Re: Parents too strict - April 27th 2020, 08:18 AM

Hey there!

Thanks for sharing your concerns with us! Strict parents are really difficult indeed!

It is common for parents to be strict because they care for you, especially when you are young. I mean, I'm 22 and my parents still don't allow me to date, and I can see why, so parents are probably not likely to fully let us do whatever we wish, and rightfully so, or else we'd all go crazy. But you are certainly old enough to be entitled to the independence people of our age group deserve, such as meeting friends, or stay out later than 5pm, for sure!

As the other users have already commented, I think the best way to go about this is to speak with them. There are some ways you can do it to tip the scales in your favour:

- Talk to them calmly. It is absolutely natural for you to get irritated or lose your temper, but try to hold it in. This is because when the other party (i.e. parents) sees how calm you are being about this, they will be more inclined to hear you out and less inclined to argue back.

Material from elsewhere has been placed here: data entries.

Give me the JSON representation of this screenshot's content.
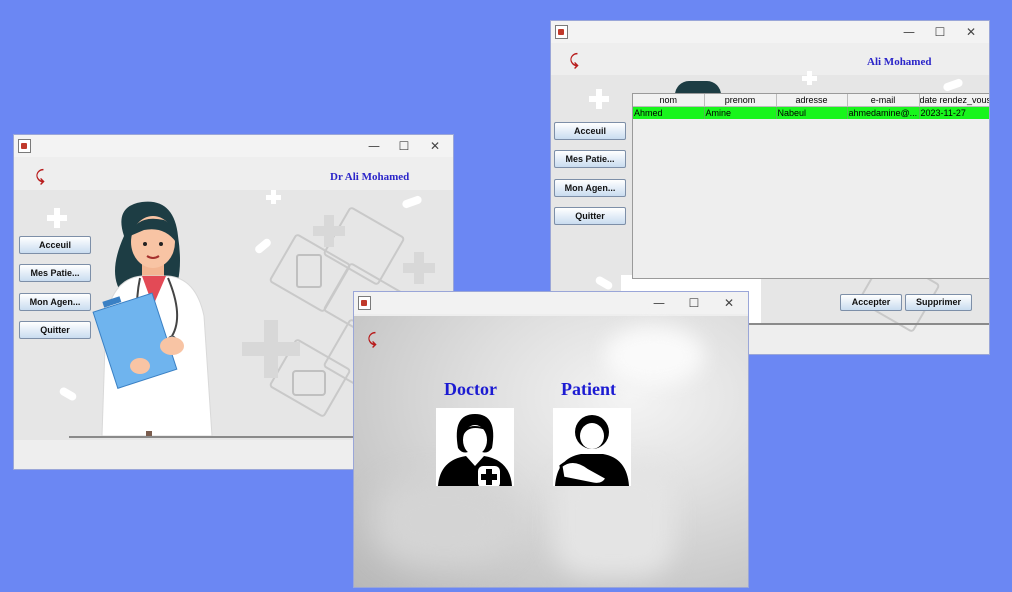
{
  "window_dashboard": {
    "doctor_name": "Dr Ali Mohamed",
    "nav": [
      "Acceuil",
      "Mes Patie...",
      "Mon Agen...",
      "Quitter"
    ]
  },
  "window_appointments": {
    "doctor_name": "Ali Mohamed",
    "nav": [
      "Acceuil",
      "Mes Patie...",
      "Mon Agen...",
      "Quitter"
    ],
    "table": {
      "columns": [
        "nom",
        "prenom",
        "adresse",
        "e-mail",
        "date rendez_vous"
      ],
      "rows": [
        [
          "Ahmed",
          "Amine",
          "Nabeul",
          "ahmedamine@...",
          "2023-11-27"
        ]
      ]
    },
    "accept_label": "Accepter",
    "delete_label": "Supprimer"
  },
  "window_role": {
    "doctor_label": "Doctor",
    "patient_label": "Patient"
  },
  "colors": {
    "background": "#6b87f3",
    "accent_text": "#2b25c9",
    "row_highlight": "#18f51c",
    "back_icon": "#b81b1b"
  }
}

- Tell them exactly how you feel. Don't be afraid to tell them that their strictness has influenced your socialising skills. Give specific examples. Mention some of your other friends whose parents are less "controlling", but still enforce a decent amount of strictness on their children. Say all of this in a nice manner so that they won't feel like they're being compared.

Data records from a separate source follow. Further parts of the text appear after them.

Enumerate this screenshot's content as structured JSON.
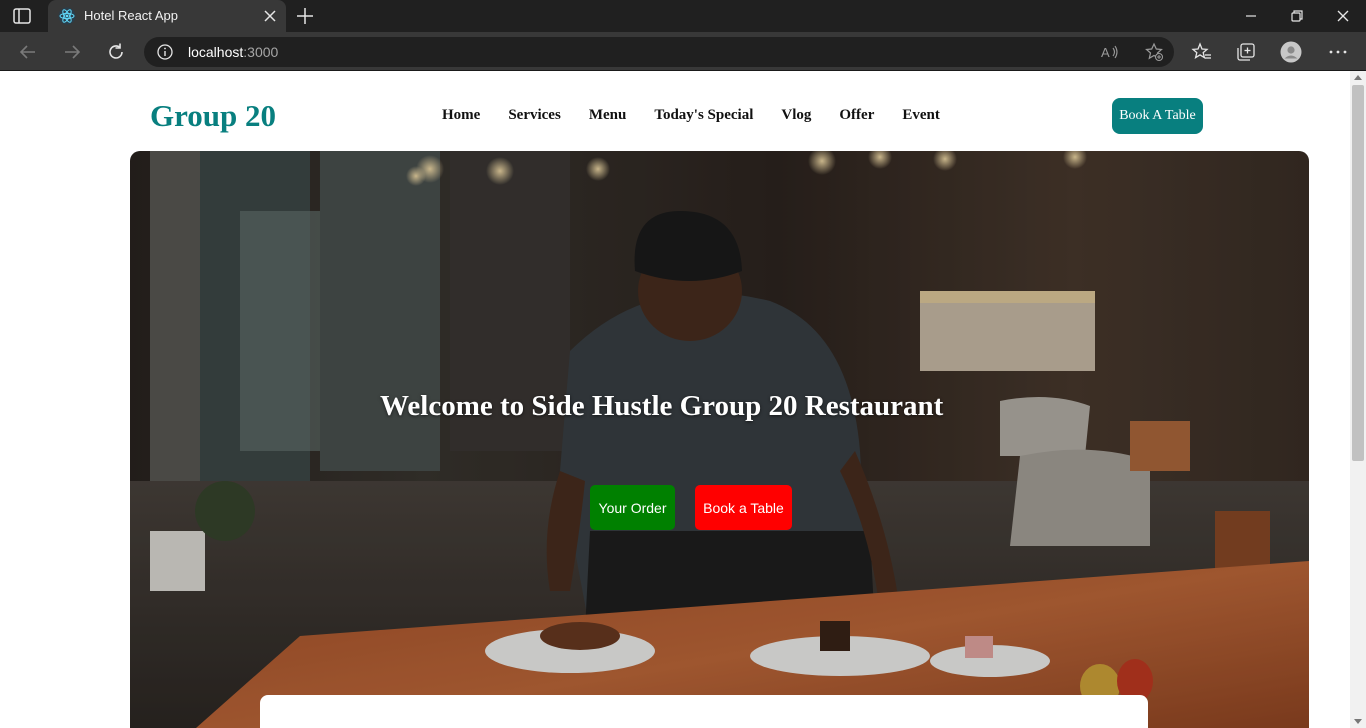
{
  "browser": {
    "tab_title": "Hotel React App",
    "url_host": "localhost",
    "url_port": ":3000"
  },
  "page": {
    "brand": "Group 20",
    "nav": [
      "Home",
      "Services",
      "Menu",
      "Today's Special",
      "Vlog",
      "Offer",
      "Event"
    ],
    "book_top_label": "Book A Table",
    "hero": {
      "title": "Welcome to Side Hustle Group 20 Restaurant",
      "order_label": "Your Order",
      "book_label": "Book a Table"
    }
  },
  "colors": {
    "brand": "#087f7f",
    "order_button": "#008000",
    "book_button": "#ff0000"
  }
}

- Tell them what you'd like them to change. Now, this is the tricky bit. If you tell them to "not be so controlling and let me be free", they are less likely to oblige. Instead, take baby steps. Tell them to relax things one at a time. For example, you mentioned that they don't allow you to go out in heels or in a dress. Perhaps tell them that you wish to have autonomy in what you wear without jumping into full-on skin show or something.

For example, my mom told me not to date until I graduate from Uni. I'm already three years in, one more year to go, and I've lived up to her word. But recently I hinted that once I graduate, I will be open to dating - provided he's a nice guy that I can introduce to my family. And she's okay with that!

So try to come to a mutual agreement - you might have to do a bit of give-and-take but it might be worth it in the end. Remember, once they allow you to live your own life and see that you are doing just fine, it might be easier to get them to relax other facets of their strictness.

- Assure them and tell them that they can trust you. Assure them that you won't be up to bad habits with your independence but instead be a responsible adult. Tell them that it is important for you to now stand on your own two feet or else it will be difficult to cope later on. Tell them that you won't disappoint them, but rather dovetail the independence they grant you into doing things that will shape you into a socially responsible adult.

Good luck, and let me know if you have any further questions!